Впрочем, я не прав. Акклиматизация начинается не в самолете. Нет. Раньше. Уже в аэропорте имени Даллеса в Вашингтоне у стойки «Аэрофлота» чувствуешь, как соскучился по родной, настоящей, почти мавзолейной очереди.

За время гастролей у меня было больше двадцати перелетов. Мы с импресарио приезжали всегда за пятнадцать-двадцать минут до отправления самолета.

Иногда за это время даже успевали купить билеты. Сначала я нервничал из-за такого «безрассудства» моего импресарио. Но потом привык, понял, что раньше приезжать просто незачем. В американских аэропортах нет накопителей! Ставите машину на стоянку. Стоянка или на крыше аэропорта, или в подвале. К машине обычно тут же подбегает негр-носильщик. Берет ваши вещи, спрашивает, каким вы летите рейсом, отрывает квиток и... увозит ваши вещи в самолет. Сердце екало в тот момент, когда уносили мои чемоданы, и я каждый раз спрашивал своего импресарио, уверен ли он, что наши вещи прилетят именно в тот город? И не вытащит ли этот подозрительный на вид носильщик из моей сумки кроссовки? Импресарио всегда удавалось меня успокоить, мы налегке спускались на лифте прямо в здание аэропорта и через коридор-присоску заходили в самолет. Несмотря на зиму, многие американцы из города в город летают в пиджаках, потому что нигде не приходится ждать трапа на морозе под включенными двигателями.

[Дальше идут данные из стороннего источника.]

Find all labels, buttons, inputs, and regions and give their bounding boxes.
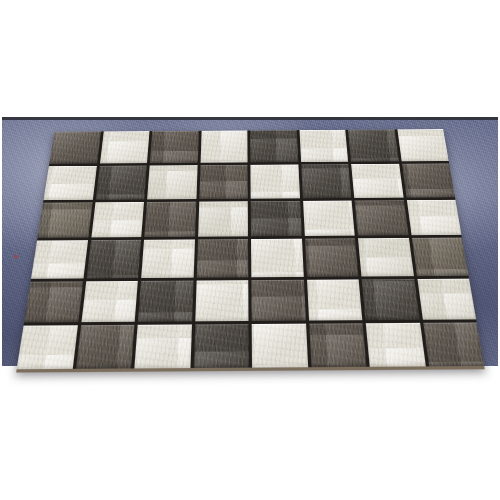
tile-r3c8-light (406, 200, 461, 236)
tile-r1c2-light (100, 131, 150, 163)
backdrop-red-speck (14, 255, 18, 258)
tile-r3c1-dark (37, 202, 92, 238)
tile-r6c2-dark (75, 325, 134, 369)
tile-r1c6-light (299, 130, 348, 162)
tile-r5c3-dark (138, 281, 193, 322)
tile-r4c4-dark (196, 239, 248, 277)
tile-r5c7-dark (362, 279, 419, 320)
tile-r3c7-dark (354, 200, 408, 236)
board-perspective-wrap (37, 108, 462, 368)
product-photo (0, 0, 500, 500)
tile-r6c8-dark (423, 323, 484, 367)
tile-r2c3-light (147, 165, 197, 199)
tile-checkerboard (16, 129, 485, 372)
tile-r2c6-dark (301, 164, 352, 198)
tile-r4c2-dark (86, 240, 141, 279)
tile-r6c3-light (134, 325, 191, 369)
tile-r5c6-light (307, 280, 363, 321)
tile-r6c4-dark (193, 324, 249, 368)
tile-r4c6-dark (304, 239, 358, 277)
tile-r2c1-light (44, 166, 97, 200)
tile-r5c8-light (417, 279, 476, 320)
tile-r3c5-dark (251, 201, 302, 237)
tile-r2c8-dark (402, 163, 455, 197)
tile-r4c5-light (251, 239, 303, 277)
tile-r4c8-dark (411, 238, 468, 276)
tile-r3c2-light (91, 202, 144, 238)
tile-r5c1-dark (24, 282, 83, 323)
tile-r3c6-light (303, 200, 355, 236)
tile-r2c5-light (250, 164, 299, 198)
tile-r5c2-light (81, 281, 138, 322)
tile-r1c4-light (200, 130, 247, 162)
tile-r2c2-dark (95, 165, 147, 199)
tile-r2c4-dark (199, 165, 248, 199)
tile-r3c3-dark (144, 201, 196, 237)
tile-r4c7-light (358, 238, 413, 276)
tile-r5c5-dark (251, 280, 305, 321)
tile-r6c5-light (252, 324, 308, 368)
tile-r1c3-dark (150, 131, 199, 163)
tile-r6c1-light (17, 325, 78, 369)
tile-r2c7-light (351, 164, 403, 198)
tile-r1c1-dark (49, 132, 100, 164)
tile-r4c1-light (31, 241, 88, 280)
tile-r1c7-dark (348, 129, 398, 161)
tile-r4c3-light (141, 240, 194, 278)
tile-r6c7-light (366, 323, 426, 367)
tile-r3c4-light (198, 201, 248, 237)
tile-r5c4-light (195, 281, 249, 322)
tile-r1c8-light (397, 129, 449, 161)
tile-r1c5-dark (250, 130, 298, 162)
tile-r6c6-dark (309, 323, 367, 367)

Зато какое облегчение и счастье чувствуешь, когда, прилетев, получаешь свои вещи, тут же открываешь их и видишь там неукраденные кроссовки.

Конечно, за каждый чемодан носильщику надо заплатить доллар. Не хочешь платить – неси сам. Но что-то я таких не видел. Обвешанных вещами, как новогодняя елка. Бегущих в накопитель и цепляющих попутно колготки встречным женщинам. В крайнем случае кто-то тянет за собой на поводке чемодан, и тот на колесиках легко бежит за ним, как афганская борзая. Да, и вот что еще удивительно! Нигде нет спящих на газетке со снятыми туфлями в ожидании ближайшего рейса через семь-восемь дней.

Первых людей со снятыми туфлями я увидел в Далласе у стойки «Аэрофлота». Делегация Министерства культуры из Алма-Аты. Приехали они в аэропорт часа за три до отправления нашего самолета. Впрочем, и все остальные приехали примерно так же. И я в том числе. Боязнь нарваться на двойника – уже в генах нашего человека. Я думаю, американцы специально отвели в своем здании «Аэрофлоту» самый дальний и укромный уголок, чтобы не смущать цивилизованных людей нецивилизованной очередью с криками и запахами.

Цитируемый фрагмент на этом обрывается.